World-renowned South African playwright dies, aged 92

Internationally acclaimed South African playwright, director, and actor, Athol Fugard, died at his home on Sunday after a long illness. He was 92.
The anti-apartheid figure leaves behind a powerful legacy of works like “Master Harold and the Boys” and “Sizwe Banzi Is Dead” that have shaped theatre in the country.
The South African government confirmed his death saying the country had “lost one of its greatest literary and theatrical icons”.
President Cyril Ramaphosa described him as “the moral conscience of a generation”.
“Beyond the impressive body of work that he has left behind, Athol Fugard will be remembered for being an outlier amongst the millions of white South Africans who blithely turned a blind eye to the injustices being perpetrated in their name,” he said.
Fugard was born in 1932 in a small town in the Eastern Cape. He studied at the University of Cape Town, where he and his then wife, Sheila Meiring, formed the Circle Players.
The couple later moved to Johannesburg where he worked as a clerk in the Native Commissioner’s Court which would significantly impact his world-view and shape his political consciousness.
He went on to write more than 30 plays over seven decades, his most important in the darkest days of apartheid.
Six of Fugard’s plays landed on Broadway, including two productions of “Master Harold and the Boys” in 1982 and 2003.
His best-known plays centre on the suffering caused by the apartheid policies of South Africa’s white-minority government.
In this 1997 interview, he speaks about his most personal play, The Captain’s Tiger, an autographical reflection on his memories of his parents.
“During the 40 years of apartheid, I was a very blinkered writer. I had one focus, which was to try and say as much as I could about that terrible system and what it was doing to people,” he said.
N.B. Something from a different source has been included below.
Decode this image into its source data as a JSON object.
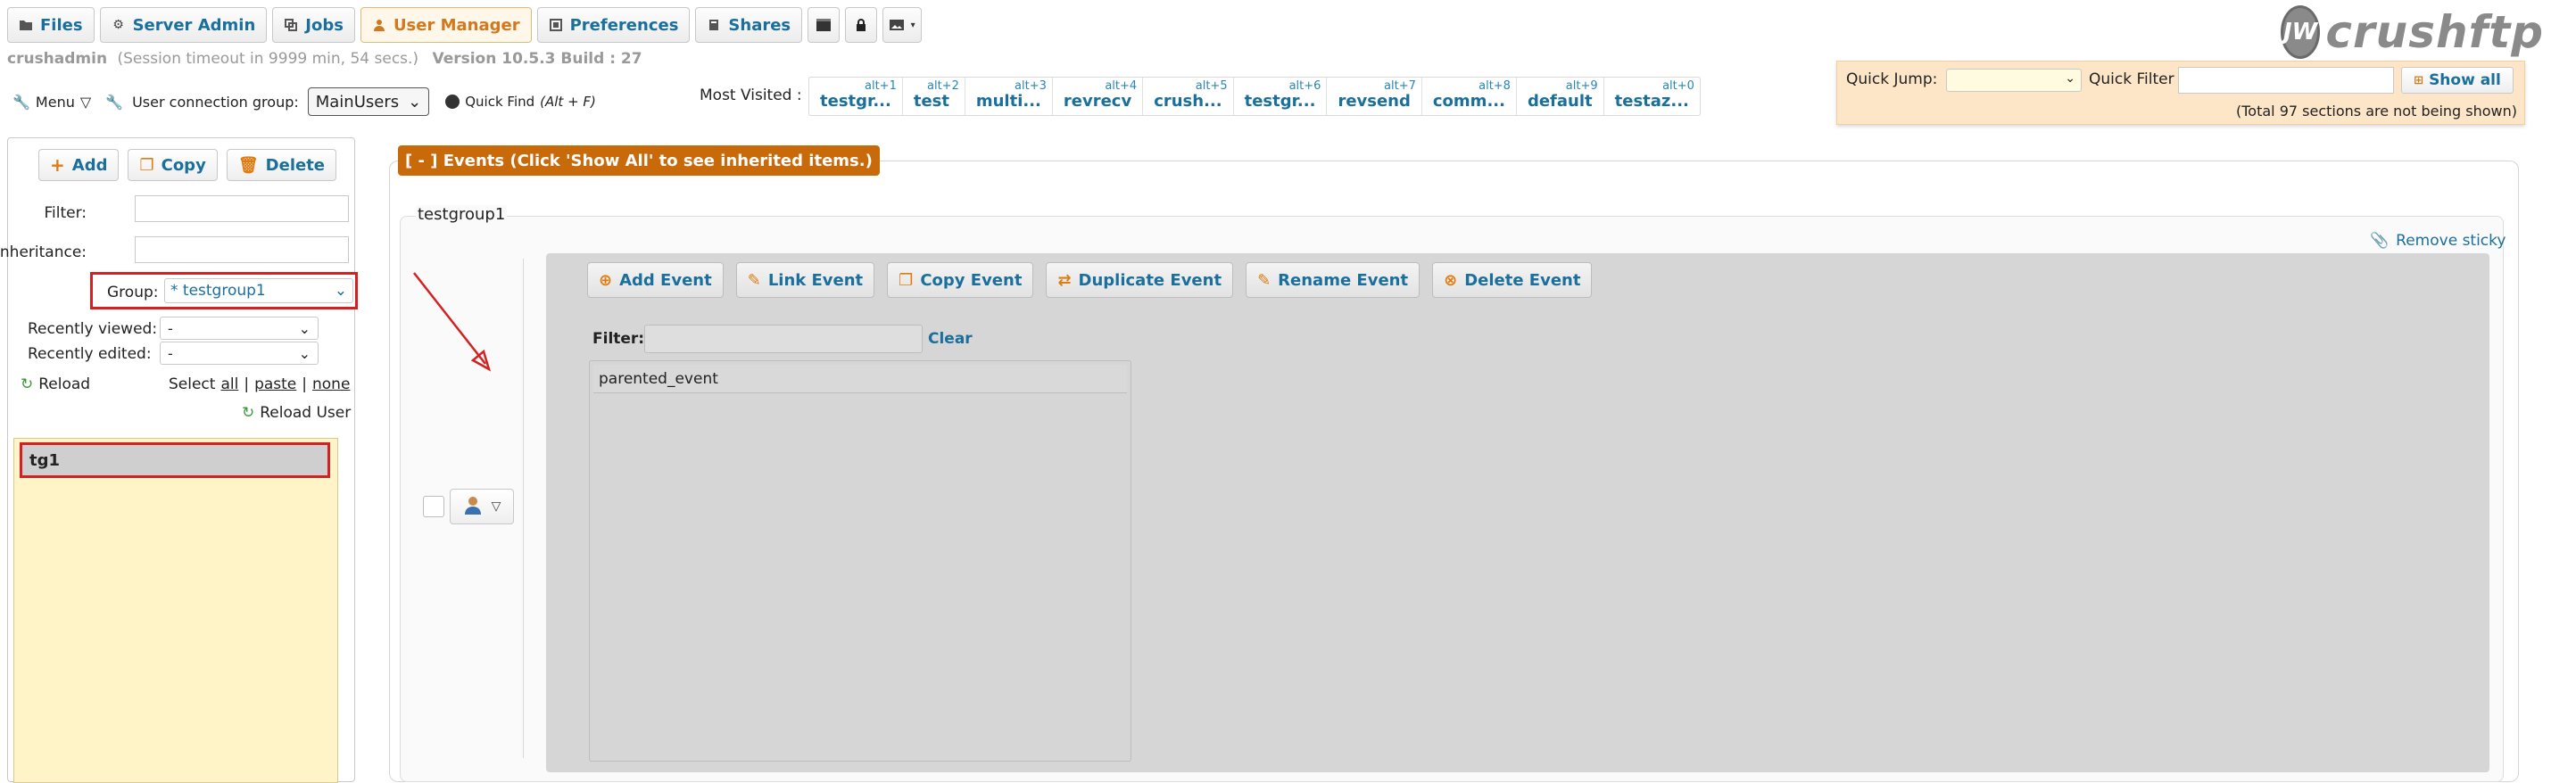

Fugard became a target for the apartheid government and his passport was taken away for four years after he directed a Black theatre workshop, “The Serpent Players.”
Five workshop members were imprisoned on Robben Island, where South Africa kept political prisoners, including Nelson Mandela.
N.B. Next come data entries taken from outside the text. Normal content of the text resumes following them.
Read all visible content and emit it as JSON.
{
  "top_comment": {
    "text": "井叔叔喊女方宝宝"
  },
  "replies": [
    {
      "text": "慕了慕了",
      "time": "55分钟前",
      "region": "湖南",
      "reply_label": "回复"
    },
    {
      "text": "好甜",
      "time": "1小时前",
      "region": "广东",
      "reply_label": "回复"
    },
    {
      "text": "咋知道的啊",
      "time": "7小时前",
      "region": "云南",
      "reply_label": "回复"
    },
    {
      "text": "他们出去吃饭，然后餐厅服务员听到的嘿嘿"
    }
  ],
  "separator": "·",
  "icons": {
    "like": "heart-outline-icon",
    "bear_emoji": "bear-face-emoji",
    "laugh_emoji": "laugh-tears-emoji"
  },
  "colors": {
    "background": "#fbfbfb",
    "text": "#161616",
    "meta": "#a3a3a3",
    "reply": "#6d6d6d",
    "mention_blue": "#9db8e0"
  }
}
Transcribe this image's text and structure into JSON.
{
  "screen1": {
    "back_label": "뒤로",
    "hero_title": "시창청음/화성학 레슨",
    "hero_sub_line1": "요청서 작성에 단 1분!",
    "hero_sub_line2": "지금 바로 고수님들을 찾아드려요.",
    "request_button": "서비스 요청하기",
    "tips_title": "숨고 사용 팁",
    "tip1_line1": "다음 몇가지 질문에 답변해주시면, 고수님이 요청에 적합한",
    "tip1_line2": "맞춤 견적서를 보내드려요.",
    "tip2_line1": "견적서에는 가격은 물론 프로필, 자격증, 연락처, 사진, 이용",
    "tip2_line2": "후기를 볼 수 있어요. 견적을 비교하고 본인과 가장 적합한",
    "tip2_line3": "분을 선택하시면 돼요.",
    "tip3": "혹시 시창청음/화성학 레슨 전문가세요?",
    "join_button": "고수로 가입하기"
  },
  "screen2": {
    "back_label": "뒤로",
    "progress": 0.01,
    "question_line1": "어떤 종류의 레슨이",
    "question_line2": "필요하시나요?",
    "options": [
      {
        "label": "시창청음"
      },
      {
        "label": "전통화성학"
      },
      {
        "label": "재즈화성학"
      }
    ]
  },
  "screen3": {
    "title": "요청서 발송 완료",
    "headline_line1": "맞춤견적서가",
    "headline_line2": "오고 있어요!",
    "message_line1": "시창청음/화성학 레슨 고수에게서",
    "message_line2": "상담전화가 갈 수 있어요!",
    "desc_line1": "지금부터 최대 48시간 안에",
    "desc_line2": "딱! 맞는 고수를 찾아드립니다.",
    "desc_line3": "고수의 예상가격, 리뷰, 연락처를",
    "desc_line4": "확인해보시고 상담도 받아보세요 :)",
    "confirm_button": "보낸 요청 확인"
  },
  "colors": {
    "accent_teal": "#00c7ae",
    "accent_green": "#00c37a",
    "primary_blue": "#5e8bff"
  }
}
Fugard and his family endured years of government surveillance, having their mail opened, their phones tapped, and their home subjected to midnight police searches.
Later in life, Fugard taught acting, directing, and playwriting at the University of California, San Diego.
In 2006, the film “Tsotsi” based on his 1961 novel about a ruthless gang leader, won international awards, including the Oscar for foreign language film.
He won a Tony Award for lifetime achievement in 2011.
More recent plays include “The Train Driver” (2010) and “The Bird Watchers” (2011), which both premiered at the Fugard Theatre in Cape Town.
As an actor, he appeared in the films “The Killing Fields” and “Gandhi.”